Domestic revenues increased 6.7% to $397,390,000 in 2004 from $372,443,000 in 2003. International product revenues increased 54.8% in 2004 to $84,603,000 from $54,640,000 in 2003. Fees earned by the Company on sales by foreign licensees and distributors were $2,086,000 for 2004 and $2,079,000 for 2003. International revenues, as a percentage of total revenues, increased to 17.9% in 2004 from 13.2% in 2003.
KSwiss brand revenues increased 12.6% to $477,209,000 in 2004 from $423,696,000 in 2003. This increase was the result of an increase in the volume of footwear sold at slightly higher average wholesale prices per pair. The volume of footwear sold increased 11.8% to 18,683,000 pair in 2004 from 16,718,000 pair in 2003. The average wholesale price per pair was $25.03 in 2004 and $24.83 in 2003. The major changes in volume for footwear categories are as follows: Classics, training (includes basketball), tennis and childrens categories increased 12.1%, 8.6%, 20.9% and 10.1%, respectively.
Royal Elastics brand revenues increased 25.7% to $6,870,000 in 2004 (33% domestic) from $5,466,000 in 2003 (28% domestic).
Overall gross profit margins, as a percentage of revenues, were 45.7% in 2004 and 45.1% in 2003.

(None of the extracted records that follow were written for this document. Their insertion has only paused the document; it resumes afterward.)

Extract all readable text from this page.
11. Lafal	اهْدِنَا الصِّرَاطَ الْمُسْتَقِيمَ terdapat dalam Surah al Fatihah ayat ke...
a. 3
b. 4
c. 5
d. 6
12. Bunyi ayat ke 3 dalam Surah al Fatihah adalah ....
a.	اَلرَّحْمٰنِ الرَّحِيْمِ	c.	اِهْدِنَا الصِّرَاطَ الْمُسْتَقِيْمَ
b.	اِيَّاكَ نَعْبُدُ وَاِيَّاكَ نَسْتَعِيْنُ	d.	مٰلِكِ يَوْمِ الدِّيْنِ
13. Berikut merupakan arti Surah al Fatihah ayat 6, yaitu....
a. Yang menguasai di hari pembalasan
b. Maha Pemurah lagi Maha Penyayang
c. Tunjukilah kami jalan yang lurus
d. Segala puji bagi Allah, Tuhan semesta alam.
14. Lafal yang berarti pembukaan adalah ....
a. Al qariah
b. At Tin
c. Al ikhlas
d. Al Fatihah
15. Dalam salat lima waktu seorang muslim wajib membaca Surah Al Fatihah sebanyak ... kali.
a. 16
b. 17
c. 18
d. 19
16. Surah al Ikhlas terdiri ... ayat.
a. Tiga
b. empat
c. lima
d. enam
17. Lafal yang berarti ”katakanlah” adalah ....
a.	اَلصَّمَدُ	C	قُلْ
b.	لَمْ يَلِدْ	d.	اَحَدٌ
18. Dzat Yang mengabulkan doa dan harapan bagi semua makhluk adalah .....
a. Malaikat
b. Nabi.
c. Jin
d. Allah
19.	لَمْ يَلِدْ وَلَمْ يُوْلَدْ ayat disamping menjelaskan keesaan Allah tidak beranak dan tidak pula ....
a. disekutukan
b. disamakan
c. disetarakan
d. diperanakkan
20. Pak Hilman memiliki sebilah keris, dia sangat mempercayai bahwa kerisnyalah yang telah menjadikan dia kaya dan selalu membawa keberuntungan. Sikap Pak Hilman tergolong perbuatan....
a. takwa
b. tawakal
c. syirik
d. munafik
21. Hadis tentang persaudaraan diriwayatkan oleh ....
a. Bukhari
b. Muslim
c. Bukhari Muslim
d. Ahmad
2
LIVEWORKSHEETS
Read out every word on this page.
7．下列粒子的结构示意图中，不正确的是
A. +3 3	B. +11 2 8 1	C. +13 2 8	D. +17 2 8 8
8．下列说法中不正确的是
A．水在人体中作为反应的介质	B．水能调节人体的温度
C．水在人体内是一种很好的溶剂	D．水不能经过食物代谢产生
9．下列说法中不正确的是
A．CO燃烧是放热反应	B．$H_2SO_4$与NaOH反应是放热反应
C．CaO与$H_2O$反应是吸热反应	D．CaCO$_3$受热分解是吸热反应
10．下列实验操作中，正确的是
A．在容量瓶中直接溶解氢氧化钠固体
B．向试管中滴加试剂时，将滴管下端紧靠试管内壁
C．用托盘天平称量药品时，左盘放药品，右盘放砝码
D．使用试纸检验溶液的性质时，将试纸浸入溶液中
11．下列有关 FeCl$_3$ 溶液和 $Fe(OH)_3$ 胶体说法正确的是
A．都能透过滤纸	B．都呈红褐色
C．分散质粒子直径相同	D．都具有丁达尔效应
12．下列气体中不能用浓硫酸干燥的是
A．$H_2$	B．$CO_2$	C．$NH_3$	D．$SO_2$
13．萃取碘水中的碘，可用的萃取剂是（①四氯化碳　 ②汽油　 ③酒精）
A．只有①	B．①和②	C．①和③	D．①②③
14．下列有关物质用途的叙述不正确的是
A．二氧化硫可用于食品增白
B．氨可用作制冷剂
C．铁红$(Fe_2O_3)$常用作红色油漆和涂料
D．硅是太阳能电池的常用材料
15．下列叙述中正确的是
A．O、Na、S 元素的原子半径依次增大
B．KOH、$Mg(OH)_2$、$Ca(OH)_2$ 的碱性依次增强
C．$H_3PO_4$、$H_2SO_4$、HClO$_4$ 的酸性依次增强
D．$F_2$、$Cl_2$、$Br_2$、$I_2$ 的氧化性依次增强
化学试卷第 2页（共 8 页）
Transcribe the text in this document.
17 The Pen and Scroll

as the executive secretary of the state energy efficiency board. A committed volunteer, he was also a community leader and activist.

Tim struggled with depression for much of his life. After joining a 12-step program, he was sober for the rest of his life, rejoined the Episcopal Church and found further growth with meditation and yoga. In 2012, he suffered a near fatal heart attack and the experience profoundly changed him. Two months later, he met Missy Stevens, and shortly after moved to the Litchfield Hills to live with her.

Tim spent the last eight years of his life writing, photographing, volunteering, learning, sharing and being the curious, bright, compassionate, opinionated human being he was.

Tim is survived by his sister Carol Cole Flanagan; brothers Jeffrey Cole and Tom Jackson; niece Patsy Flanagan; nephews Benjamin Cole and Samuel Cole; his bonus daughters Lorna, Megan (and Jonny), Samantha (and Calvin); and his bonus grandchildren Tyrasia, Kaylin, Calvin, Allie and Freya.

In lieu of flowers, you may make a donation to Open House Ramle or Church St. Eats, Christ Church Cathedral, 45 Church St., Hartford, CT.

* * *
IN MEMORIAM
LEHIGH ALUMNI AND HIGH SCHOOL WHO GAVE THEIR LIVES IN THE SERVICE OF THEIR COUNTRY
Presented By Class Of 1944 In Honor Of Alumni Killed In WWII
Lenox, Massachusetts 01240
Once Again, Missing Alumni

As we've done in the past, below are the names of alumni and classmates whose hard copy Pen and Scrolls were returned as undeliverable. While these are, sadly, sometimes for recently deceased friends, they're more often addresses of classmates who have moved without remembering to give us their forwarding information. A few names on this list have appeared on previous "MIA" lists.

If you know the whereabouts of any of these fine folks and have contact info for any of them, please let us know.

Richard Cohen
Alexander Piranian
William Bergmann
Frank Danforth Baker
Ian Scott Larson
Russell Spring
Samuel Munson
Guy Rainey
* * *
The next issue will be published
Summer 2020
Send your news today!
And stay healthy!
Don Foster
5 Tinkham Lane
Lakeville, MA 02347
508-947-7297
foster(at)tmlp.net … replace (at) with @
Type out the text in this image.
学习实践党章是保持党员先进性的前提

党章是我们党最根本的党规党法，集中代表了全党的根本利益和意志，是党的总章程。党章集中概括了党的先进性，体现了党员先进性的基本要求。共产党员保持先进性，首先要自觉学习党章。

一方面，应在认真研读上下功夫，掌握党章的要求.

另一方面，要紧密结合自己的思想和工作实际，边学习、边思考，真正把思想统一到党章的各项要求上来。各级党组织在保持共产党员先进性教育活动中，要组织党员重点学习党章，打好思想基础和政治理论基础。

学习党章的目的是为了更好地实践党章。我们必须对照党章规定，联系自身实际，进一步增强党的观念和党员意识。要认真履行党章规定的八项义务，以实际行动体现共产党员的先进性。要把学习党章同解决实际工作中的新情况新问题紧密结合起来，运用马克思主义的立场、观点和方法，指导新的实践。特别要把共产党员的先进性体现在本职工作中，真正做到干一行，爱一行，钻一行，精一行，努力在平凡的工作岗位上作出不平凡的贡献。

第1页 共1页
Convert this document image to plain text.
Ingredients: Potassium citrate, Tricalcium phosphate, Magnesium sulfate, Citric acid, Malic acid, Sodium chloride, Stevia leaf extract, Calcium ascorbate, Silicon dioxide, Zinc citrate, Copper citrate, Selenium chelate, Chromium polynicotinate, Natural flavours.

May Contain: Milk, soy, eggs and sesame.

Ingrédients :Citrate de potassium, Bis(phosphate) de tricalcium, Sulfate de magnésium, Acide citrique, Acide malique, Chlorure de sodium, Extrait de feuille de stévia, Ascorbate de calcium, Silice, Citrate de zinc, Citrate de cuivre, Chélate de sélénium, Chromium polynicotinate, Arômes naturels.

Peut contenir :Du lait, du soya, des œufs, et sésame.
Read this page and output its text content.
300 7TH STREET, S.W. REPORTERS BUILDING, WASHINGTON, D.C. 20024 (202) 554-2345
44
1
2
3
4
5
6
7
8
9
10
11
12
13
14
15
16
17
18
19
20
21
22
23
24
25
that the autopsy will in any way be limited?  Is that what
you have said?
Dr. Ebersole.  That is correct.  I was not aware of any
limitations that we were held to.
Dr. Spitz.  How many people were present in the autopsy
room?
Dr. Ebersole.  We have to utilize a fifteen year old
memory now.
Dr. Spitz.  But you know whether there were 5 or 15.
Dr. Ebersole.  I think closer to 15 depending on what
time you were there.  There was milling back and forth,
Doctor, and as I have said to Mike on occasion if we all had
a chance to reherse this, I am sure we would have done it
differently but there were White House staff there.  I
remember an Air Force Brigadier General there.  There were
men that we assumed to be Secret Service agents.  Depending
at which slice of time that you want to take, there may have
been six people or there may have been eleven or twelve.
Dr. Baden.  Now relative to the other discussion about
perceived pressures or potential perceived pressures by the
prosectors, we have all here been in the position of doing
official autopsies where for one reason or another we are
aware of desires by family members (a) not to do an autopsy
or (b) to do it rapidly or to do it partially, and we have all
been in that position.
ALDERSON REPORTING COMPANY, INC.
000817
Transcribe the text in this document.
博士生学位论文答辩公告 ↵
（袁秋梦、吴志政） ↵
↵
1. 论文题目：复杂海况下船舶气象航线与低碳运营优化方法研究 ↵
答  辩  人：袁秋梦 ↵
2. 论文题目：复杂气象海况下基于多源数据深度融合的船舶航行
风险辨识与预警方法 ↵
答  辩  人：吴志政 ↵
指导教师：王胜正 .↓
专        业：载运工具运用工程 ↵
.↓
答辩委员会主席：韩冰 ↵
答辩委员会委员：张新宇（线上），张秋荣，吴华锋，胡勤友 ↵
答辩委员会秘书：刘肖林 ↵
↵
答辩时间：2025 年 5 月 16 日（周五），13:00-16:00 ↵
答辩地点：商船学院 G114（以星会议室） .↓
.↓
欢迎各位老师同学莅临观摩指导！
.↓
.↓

Selling, General and Administrative Expenses
Overall selling, general and administrative expenses increased 15.1% to $122,262,000 (25.3% of revenues) in 2004 from $106,267,000 (24.8% of revenues) in 2003. The increase in the amounts for the year ended December 31, 2004 compared to the year ended December 31, 2003 were due to an impairment recognition and increases in advertising, bad debt and warehousing expenses offset by decreases in compensation and compensation related expenses and legal expenses. During the year ended December 31, 2004, impairment of $2,776,000 was recognized on the trademark and goodwill of the Royal Elastics brand based on many factors including the brand not growing as rapidly as we had expected. Advertising expenses increased 35.0% for the year ended December 31, 2004, as part of a strategic effort to drive higher revenues. Bad debt expenses increased 133.4% for the year ended December 31, 2004 as a result of the write-off of The Athletes Foot account due to the bankruptcy of that company. Warehousing expenses, excluding compensation and compensation related expenses, increased 13.9% for the year ended December 31, 2004, as a result of additional expenses incurred resulting from an increase in sales during the year ended December 31, 2004 and moving our warehouse location in Europe during the second quarter of 2004. Compensation and compensation related expenses, including commissions and bonus/incentive related expenses, decreased 6.9% for the year ended December 31, 2004, due to a decrease in bonus/incentive related expenses that was calculated in accordance with our bonus formula for the year ended December 31, 2004 offset by an increase in headcount and commissions (as a result of the increase in volume). Legal expenses decreased 53.9% for the year ended December 31, 2004, as a result of the defense and settlement of two lawsuits during the year ended December 31, 2003. Corporate expenses of $12,686,000 and $18,835,000, for the years ended December 31, 2004 and 2003, respectively, are included in selling, general and administrative expenses. The decrease in corporate expenses during the year ended December 31, 2004 is due to decreases in bonus/incentive related expenses and legal expenses which have been explained above.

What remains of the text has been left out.